Andhra Pradesh likely victim of BJP-TDP tussle as NDA allies indulge in selfish politics
While TDP is painting the Narendra Modi government in negative light for not providing for Andhra Pradesh in the Union Budget 2018, BJP wants to show that TDP has done precious little for Rayalaseema in successive state budgets
Last week, the Prime Minister's Office reached out to officials in the Andhra Pradesh government asking if there was any project that Prime Minister Narendra Modi could inaugurate ahead of the Parliament Session on 5 March. According to officials in Amaravati, the PMO was told that no project was complete.
The apprehension was that the prime minister would use the opportunity to say that his government has been more than helpful with funds to the Andhra Pradesh government. He could indicate that the allegations of lack of support to the bifurcated state that were being leveled by the Telugu Desam Party (TDP), amounted to playing politics.
One cannot be sure if that indeed was the plan but BJP's Rayalaseema Declaration in Kurnool on Friday, certainly seems like Plan B. The content makes it clear that BJP has decided to take the fight to the TDP camp instead of allowing Chandrababu Naidu to paint the saffron party as the villain in the Andhra story. And it seems like BJP is looking at life beyond TDP.
Rayalaseema is the southern part of Andhra Pradesh consisting of four districts — Kurnool, Kadapa, Anantapur, and Chittoor. The dry region is considered more backward than the coastal Andhra patch and with most goodies going the coastal Andhra way, it has often led to a 'us versus them' feeling.
During the Telangana agitation, there was even a proposal to club Rayalaseema with Telangana to form Rayala-Telangana state instead of making it stick with the more prosperous coastal Andhra.
The Rayalaseema Declaration that consists of 16 demands, is proof that BJP has decided to ride the resentment feeling against Naidu that his focus is entirely on Amaravati region in coastal Andhra, ignoring Rayalaseema. The meeting of BJP representatives from Rayalaseema was significantly held in Kurnool, the capital of the then Andhra state between 1953 and 1956. Kurnool felt shortchanged when it was not made the capital after bifurcation in 2014.
Lawyers in Rayalaseema are now agitating for the high court to be established in Kurnool, something Naidu has rejected. The BJP has decided to support the demand apart from seeking a second capital for Andhra in Rayalaseema. It has also asked for a Rs 20,000 crore budgetary allocation for the region to control agrarian distress. It wants the four districts to be divided into eight and completion of various irrigation projects.

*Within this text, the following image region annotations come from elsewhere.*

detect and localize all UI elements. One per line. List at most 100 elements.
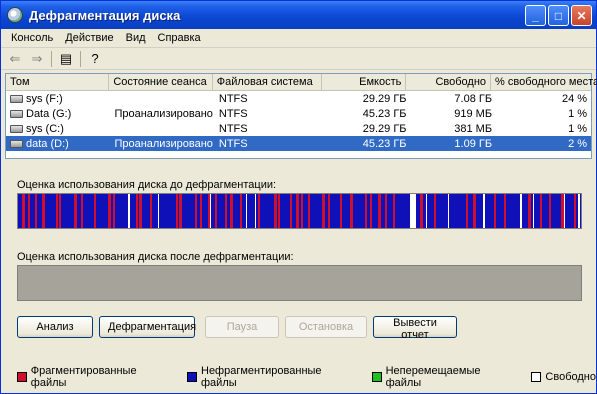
disk-map-fragment: [365, 194, 367, 228]
volume-free-percent: 1 %: [568, 122, 588, 135]
volume-capacity: 45.23 ГБ: [362, 137, 407, 150]
header-filesystem[interactable]: Файловая система: [213, 74, 322, 90]
view-report-button[interactable]: Вывести отчет: [373, 316, 457, 341]
toolbar-separator: [80, 50, 81, 67]
volume-name-label: sys (C:): [26, 122, 64, 135]
disk-map-fragment: [74, 194, 77, 228]
volume-name: sys (F:): [6, 93, 110, 105]
volume-row[interactable]: Data (G:) Проанализировано NTFS 45.23 ГБ 919…: [6, 106, 591, 121]
header-free[interactable]: Свободно: [406, 74, 492, 90]
disk-map-fragment: [200, 194, 202, 228]
volume-row[interactable]: sys (F:) NTFS 29.29 ГБ 7.08 ГБ 24 %: [6, 91, 591, 106]
disk-map-fragment: [179, 194, 182, 228]
after-analysis-label: Оценка использования диска после дефрагм…: [17, 251, 294, 263]
header-volume[interactable]: Том: [6, 74, 110, 90]
help-icon[interactable]: ?: [87, 51, 103, 67]
volume-list-header: Том Состояние сеанса Файловая система Ем…: [6, 74, 597, 91]
disk-map-fragment: [378, 194, 381, 228]
volume-row[interactable]: sys (C:) NTFS 29.29 ГБ 381 МБ 1 %: [6, 121, 591, 136]
contiguous-swatch: [187, 372, 197, 382]
header-session-state[interactable]: Состояние сеанса: [109, 74, 213, 90]
volume-state: Проанализировано: [114, 107, 213, 120]
volume-capacity: 29.29 ГБ: [362, 122, 407, 135]
disk-map-fragment: [225, 194, 227, 228]
volume-name-label: sys (F:): [26, 92, 63, 105]
minimize-button[interactable]: _: [525, 5, 546, 26]
disk-map-fragment: [434, 194, 436, 228]
volume-filesystem: NTFS: [218, 107, 248, 120]
disk-map-fragment: [340, 194, 342, 228]
defrag-window: Дефрагментация диска _ □ ✕ Консоль Дейст…: [0, 0, 597, 394]
disk-map-fragment: [139, 194, 142, 228]
volume-name-label: data (D:): [26, 137, 69, 150]
header-free-percent[interactable]: % свободного места: [491, 74, 597, 90]
disk-map-fragment: [290, 194, 292, 228]
volume-free: 919 МБ: [454, 107, 493, 120]
volume-free-percent: 1 %: [568, 107, 588, 120]
volume-name: Data (G:): [6, 108, 110, 120]
console-tree-icon[interactable]: ▤: [58, 51, 74, 67]
volume-state: Проанализировано: [114, 137, 213, 150]
menu-console[interactable]: Консоль: [5, 32, 59, 44]
legend-contiguous-label: Нефрагментированные файлы: [201, 365, 322, 389]
back-arrow-icon[interactable]: ⇐: [7, 51, 23, 67]
defragment-button[interactable]: Дефрагментация: [99, 316, 196, 338]
disk-map-fragment: [94, 194, 96, 228]
menu-action[interactable]: Действие: [59, 32, 119, 44]
volume-free: 381 МБ: [454, 122, 493, 135]
disk-map-fragment: [278, 194, 280, 228]
disk-map-fragment: [22, 194, 25, 228]
disk-map-fragment: [301, 194, 303, 228]
disk-map-free: [410, 194, 416, 228]
disk-map-free: [158, 194, 159, 228]
free-swatch: [531, 372, 542, 382]
disk-map-fragment: [328, 194, 330, 228]
menu-help[interactable]: Справка: [152, 32, 207, 44]
before-analysis-label: Оценка использования диска до дефрагмент…: [17, 179, 277, 191]
drive-icon: [10, 124, 23, 133]
fragmented-swatch: [17, 372, 27, 382]
disk-map-free: [483, 194, 485, 228]
maximize-button[interactable]: □: [548, 5, 569, 26]
volume-filesystem: NTFS: [218, 137, 248, 150]
disk-map-fragment: [504, 194, 506, 228]
volume-list[interactable]: Том Состояние сеанса Файловая система Ем…: [5, 73, 597, 159]
volume-filesystem: NTFS: [218, 122, 248, 135]
legend-unmovable: Неперемещаемые файлы: [371, 365, 516, 389]
drive-icon: [10, 139, 23, 148]
legend-unmovable-label: Неперемещаемые файлы: [385, 365, 481, 389]
forward-arrow-icon[interactable]: ⇒: [29, 51, 45, 67]
stop-button: Остановка: [285, 316, 367, 338]
disk-map-fragment: [385, 194, 387, 228]
unmovable-swatch: [371, 372, 382, 382]
drive-icon: [10, 94, 23, 103]
disk-map-free: [255, 194, 256, 228]
disk-map-fragment: [195, 194, 197, 228]
disk-map-free: [210, 194, 211, 228]
menu-view[interactable]: Вид: [120, 32, 152, 44]
close-button[interactable]: ✕: [571, 5, 592, 26]
menu-bar: Консоль Действие Вид Справка: [1, 29, 596, 48]
disk-map-fragment: [113, 194, 115, 228]
legend: Фрагментированные файлы Нефрагментирован…: [17, 365, 596, 389]
volume-free-percent: 24 %: [561, 92, 588, 105]
disk-map-fragment: [215, 194, 217, 228]
volume-name: sys (C:): [6, 123, 110, 135]
legend-free: Свободно: [531, 371, 596, 383]
volume-capacity: 45.23 ГБ: [362, 107, 407, 120]
header-capacity[interactable]: Емкость: [322, 74, 407, 90]
analyze-button[interactable]: Анализ: [17, 316, 93, 338]
volume-name-label: Data (G:): [26, 107, 72, 120]
disk-map-fragment: [296, 194, 299, 228]
title-bar[interactable]: Дефрагментация диска _ □ ✕: [1, 1, 596, 29]
disk-map-free: [533, 194, 534, 228]
disk-map-fragment: [59, 194, 61, 228]
disk-map-fragment: [108, 194, 111, 228]
disk-map-fragment: [370, 194, 372, 228]
disk-map-fragment: [274, 194, 277, 228]
volume-row[interactable]: data (D:) Проанализировано NTFS 45.23 ГБ 1.0…: [6, 136, 591, 151]
disk-map-fragment: [35, 194, 37, 228]
disk-map-fragment: [56, 194, 58, 228]
disk-map-free: [578, 194, 580, 228]
volume-name: data (D:): [6, 138, 110, 150]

The aim is to put Naidu on the back foot and make him defensive. If TDP can attack the Modi government for not providing for Andhra in the Union Budget, BJP wants to show that TDP has done precious little for Rayalaseema in successive state budgets.
What the state is witnessing now is selfish politics. TDP wants to use the fact that BJP did not keep its promise on special category status and support for various projects including the building of capital Amaravati, to snap ties with it. That is also because it feels it has a better chance of electoral success if it creates a narrative of "we would have been successful in building a golden Andhra but for the BJP".
BJP has seen through this game being plotted by TDP. It is aware of how social media is used to paint BJP in a negative light and aims to fight back. Not that BJP on its own, has much political strength in Andhra, but it knows the danger of Naidu labeling Modi as an ally who can not be trusted to keep his word.
But will Andhra Pradesh not see through this game? How will BJP explain the fact that it was Modi who laid the foundation stone for the capital of Andhra Pradesh in October 2015? Why didn't BJP demand a second capital in Rayalaseema then?
Besides, BJP is a partner in the Naidu Cabinet. Have the two ministers pushed for any of their 16 demands during any Cabinet or TDP-BJP coordination meeting? If BJP wants to prove that its heart beats for Rayalaseema, New Delhi should allocate special funds for the four districts.
Moreover, when Naidu is struggling with funds for a primary capital in Amaravati, where will the money for a second capital come from?
BJP's focus on Rayalaseema is interesting given that the region has Muslim-dominated pockets in Kurnool, Kadapa and Anantapur districts. In fact, during the Nandyal bypoll in Kurnool district last year, TDP asked BJP to keep away from the campaign lest the Muslim voters may not vote for it.
The Rayalaseema Declaration reminds one of the BJP resolution in Kakinada in 1997 when it raised the slogan of "One vote, two states'. It meant that if voted to power, BJP would bifurcate Andhra Pradesh. The party conveniently went back on its word because it needed Naidu's support for th National Democratic Alliance (NDA) from 1998 to 2004 and Naidu's opposition to statehood for Telangana is well known. Those who remember BJP's earlier U-turn would now question its sudden love for Rayalaseema.
What BJP's move does is essentially encourage those who would want Rayalaseema to be a separate state in India. Interestingly, both Naidu and Jaganmohan Reddy hail from the Rayalaseema region. The TDP-BJP political battle could well have far-reaching consequences for the state's future.